Traditionally, the second fortnight of March is the most productive period, as it accounts for around 15-18 per cent of the entire business. The industry reported a contraction in new business premiums for four straight months from March.
But it seems to have got back on track from July as premium collection has turned positive, boosted by increased interest in insurance.
“As of August 31, LIC’s premium income is back to previous year’s level. So, we have covered the gap that was there in April, May when the premium went down by about 32 per cent,” said Kumar.
LIC’s renewal premium is also showing growth. Till September 12, LIC collected Rs 87,327 crore in renewal premiums, against Rs 77,176 crore the previous year, up 13.15 per cent. However, the number of renewals has grown by only 0.4 per cent, which means only high value and ticket size renewals are coming.
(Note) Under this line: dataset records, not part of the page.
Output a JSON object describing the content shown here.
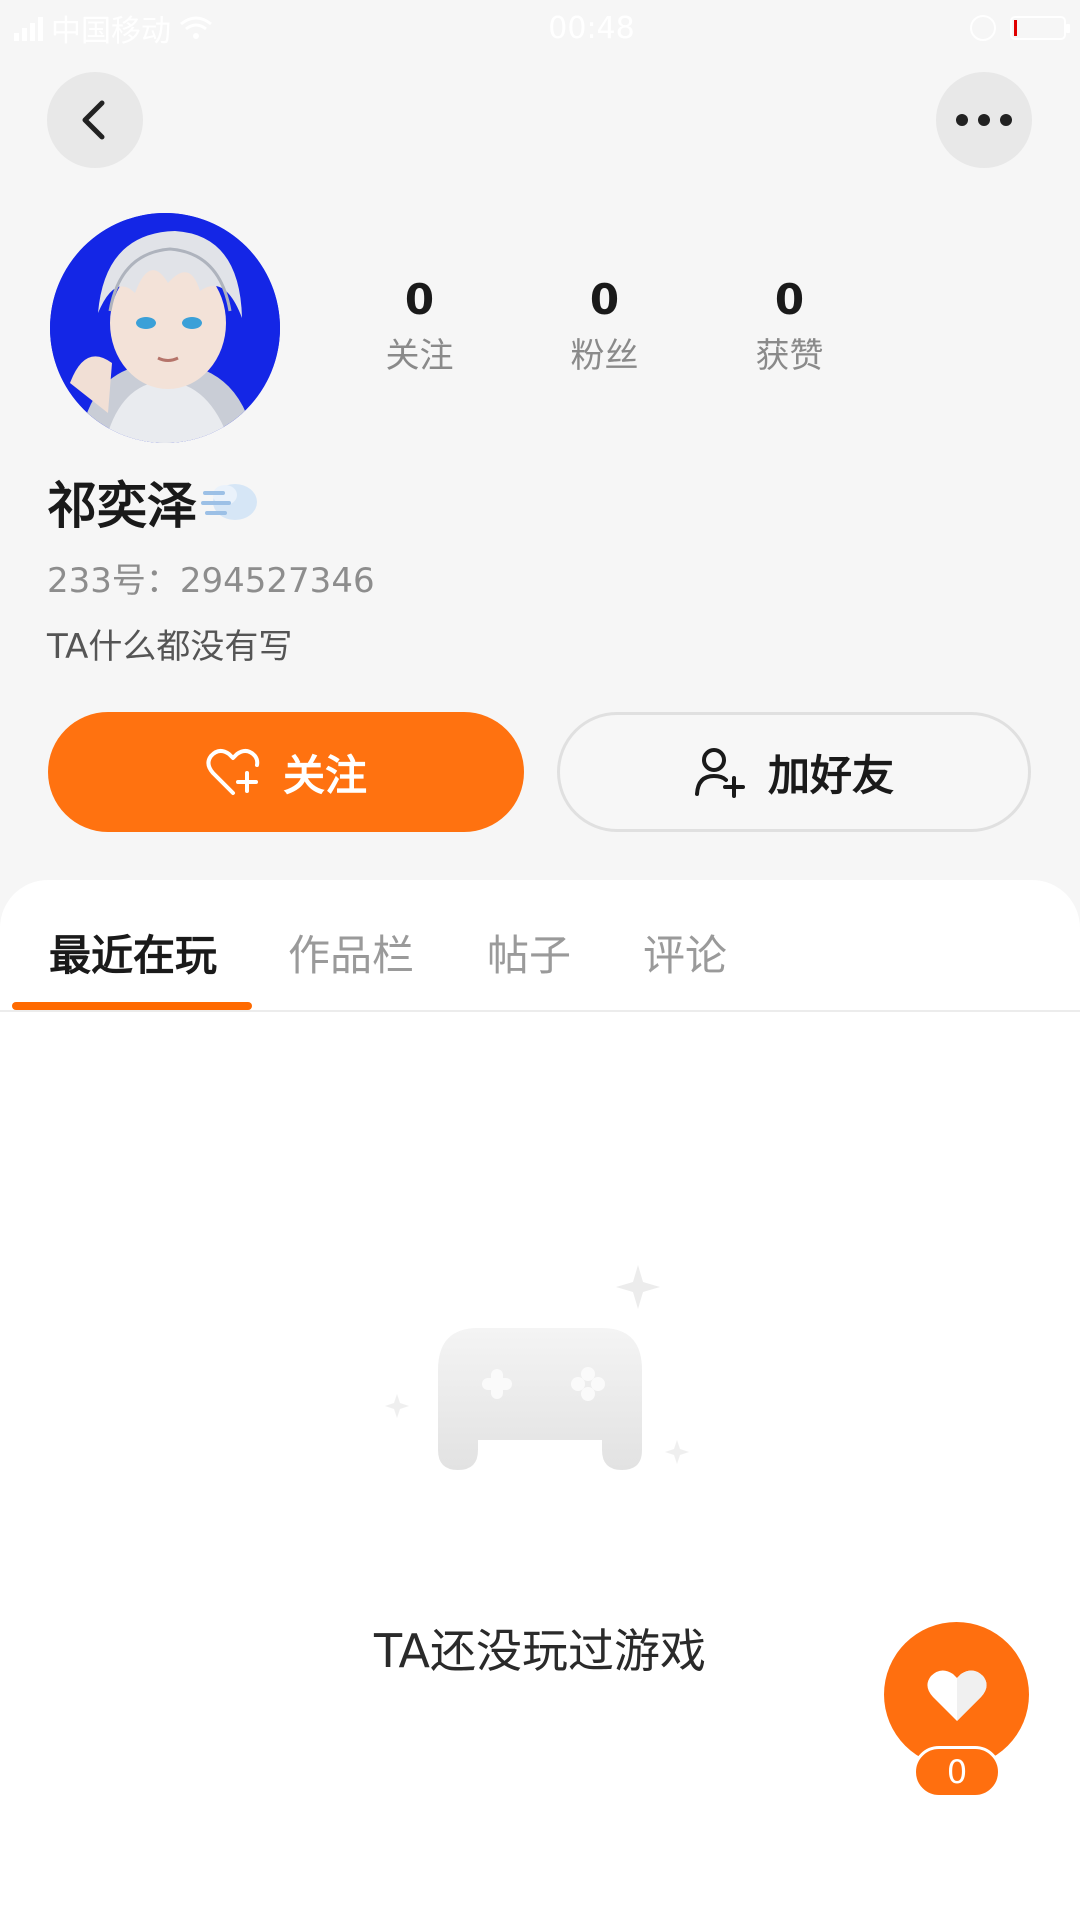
{
  "status_bar": {
    "carrier": "中国移动",
    "time": "00:48"
  },
  "nav": {
    "back_icon": "chevron-left-icon",
    "more_icon": "more-horizontal-icon"
  },
  "profile": {
    "name": "祁奕泽",
    "uid": "233号：294527346",
    "bio": "TA什么都没有写",
    "stats": [
      {
        "value": "0",
        "label": "关注"
      },
      {
        "value": "0",
        "label": "粉丝"
      },
      {
        "value": "0",
        "label": "获赞"
      }
    ]
  },
  "actions": {
    "follow_label": "关注",
    "add_friend_label": "加好友",
    "accent_color": "#ff7210"
  },
  "tabs": [
    {
      "label": "最近在玩",
      "active": true
    },
    {
      "label": "作品栏",
      "active": false
    },
    {
      "label": "帖子",
      "active": false
    },
    {
      "label": "评论",
      "active": false
    }
  ],
  "empty_state": {
    "text": "TA还没玩过游戏",
    "icon": "gamepad-icon"
  },
  "like_fab": {
    "count": "0",
    "icon": "heart-icon"
  }
}
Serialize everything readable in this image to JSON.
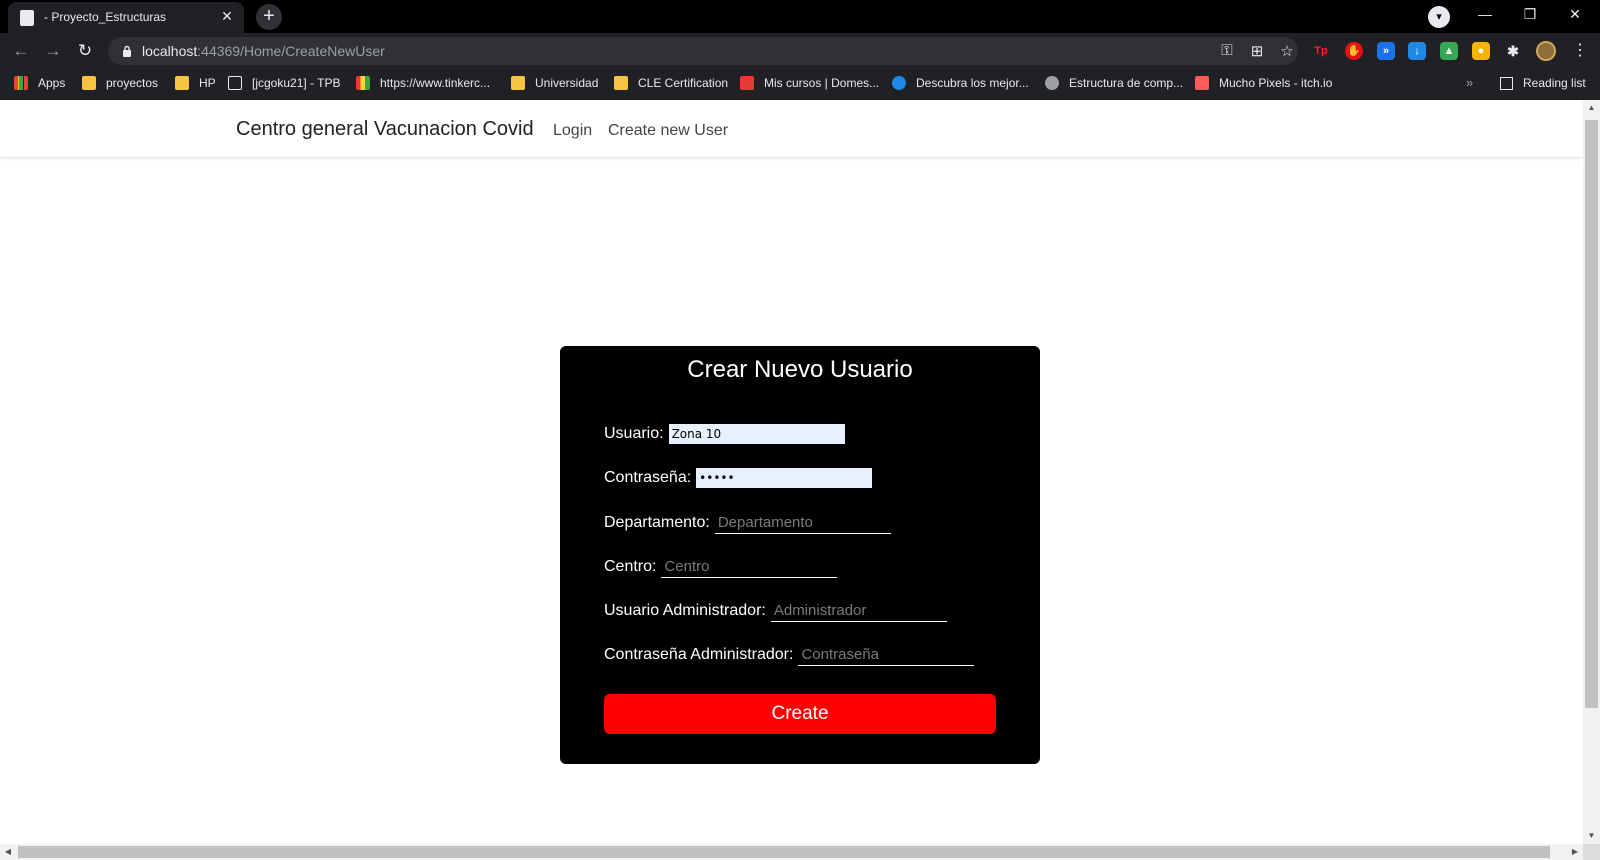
{
  "browser": {
    "tab_title": "- Proyecto_Estructuras",
    "tab_close": "✕",
    "new_tab": "+",
    "url_host": "localhost",
    "url_path": ":44369/Home/CreateNewUser",
    "window_controls": {
      "minimize": "—",
      "restore": "❐",
      "close": "✕"
    },
    "nav": {
      "back": "←",
      "forward": "→",
      "reload": "↻"
    },
    "omnibox_icons": [
      "key-icon",
      "translate-icon",
      "star-icon"
    ],
    "extensions": [
      "tp-ext-icon",
      "adblock-icon",
      "forward-ext-icon",
      "download-ext-icon",
      "drive-ext-icon",
      "hangouts-ext-icon",
      "puzzle-icon"
    ],
    "bookmarks": [
      {
        "label": "Apps",
        "icon": "apps-grid-icon"
      },
      {
        "label": "proyectos",
        "icon": "folder-icon"
      },
      {
        "label": "HP",
        "icon": "folder-icon"
      },
      {
        "label": "[jcgoku21] - TPB",
        "icon": "tpb-icon"
      },
      {
        "label": "https://www.tinkerc...",
        "icon": "tinkercad-icon"
      },
      {
        "label": "Universidad",
        "icon": "folder-icon"
      },
      {
        "label": "CLE Certification",
        "icon": "folder-icon"
      },
      {
        "label": "Mis cursos | Domes...",
        "icon": "domestika-icon"
      },
      {
        "label": "Descubra los mejor...",
        "icon": "globe-s-icon"
      },
      {
        "label": "Estructura de comp...",
        "icon": "globe-icon"
      },
      {
        "label": "Mucho Pixels - itch.io",
        "icon": "itch-icon"
      }
    ],
    "reading_list": "Reading list",
    "more_bookmarks": "»"
  },
  "navbar": {
    "brand": "Centro general Vacunacion Covid",
    "links": [
      "Login",
      "Create new User"
    ]
  },
  "form": {
    "title": "Crear Nuevo Usuario",
    "usuario_label": "Usuario:",
    "usuario_value": "Zona 10",
    "contrasena_label": "Contraseña:",
    "contrasena_value": "•••••",
    "departamento_label": "Departamento:",
    "departamento_placeholder": "Departamento",
    "centro_label": "Centro:",
    "centro_placeholder": "Centro",
    "admin_user_label": "Usuario Administrador:",
    "admin_user_placeholder": "Administrador",
    "admin_pass_label": "Contraseña Administrador:",
    "admin_pass_placeholder": "Contraseña",
    "submit_label": "Create"
  },
  "colors": {
    "card_bg": "#000000",
    "button_bg": "#ff0000",
    "autofill_bg": "#e8f0fe"
  }
}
On LIC’s proposed initial public offering (IPO), Kumar said, “Dipam (Department of Investment and Public Asset Management) has appointed two transaction analysts. Now they are in the process of engaging an actuarial firm and purchase of software. We have already started valuation of our properties. It is done every three years. But as per the Irdai (Insurance Regulatory and Development Authority of India) regulation, the valuation is done for the commercial property.”
“The embedded value calculation will take some time because the asset share for every policy has to be calculated. There are close to 500 million policies for which the asset share has to be calculated individually. It is very long drawn process,” he added.
Since the pandemic hit, interest and inquires for insurance products have seen an uptick but that has so far not translated into numbers. Kumar believes the numbers will come in the second half of FY21.
“There is increased interest in annuities, life and health products. Even group products are seeing good demand. We were of the view that the group products may get hit but LIC group premium is back to the same level as it was on August 31, 2019. We have got more than Rs 10,000 crore premium from annuities in this financial year,” Kumar added.
LIC had a surplus of Rs 67,000 crore and the investment income is Rs 1.02 trillion as of August 31. That means, LIC has almost Rs 1.7 trillion surplus funds or maturing funds that need to be reinvested. While decrease in interest rates has put pressure on insurers’ solvency ratios, there has been no default for LIC during this period. “We have got very few requests for moratorium and the total amount is not more than Rs 500 crore,” Kumar said.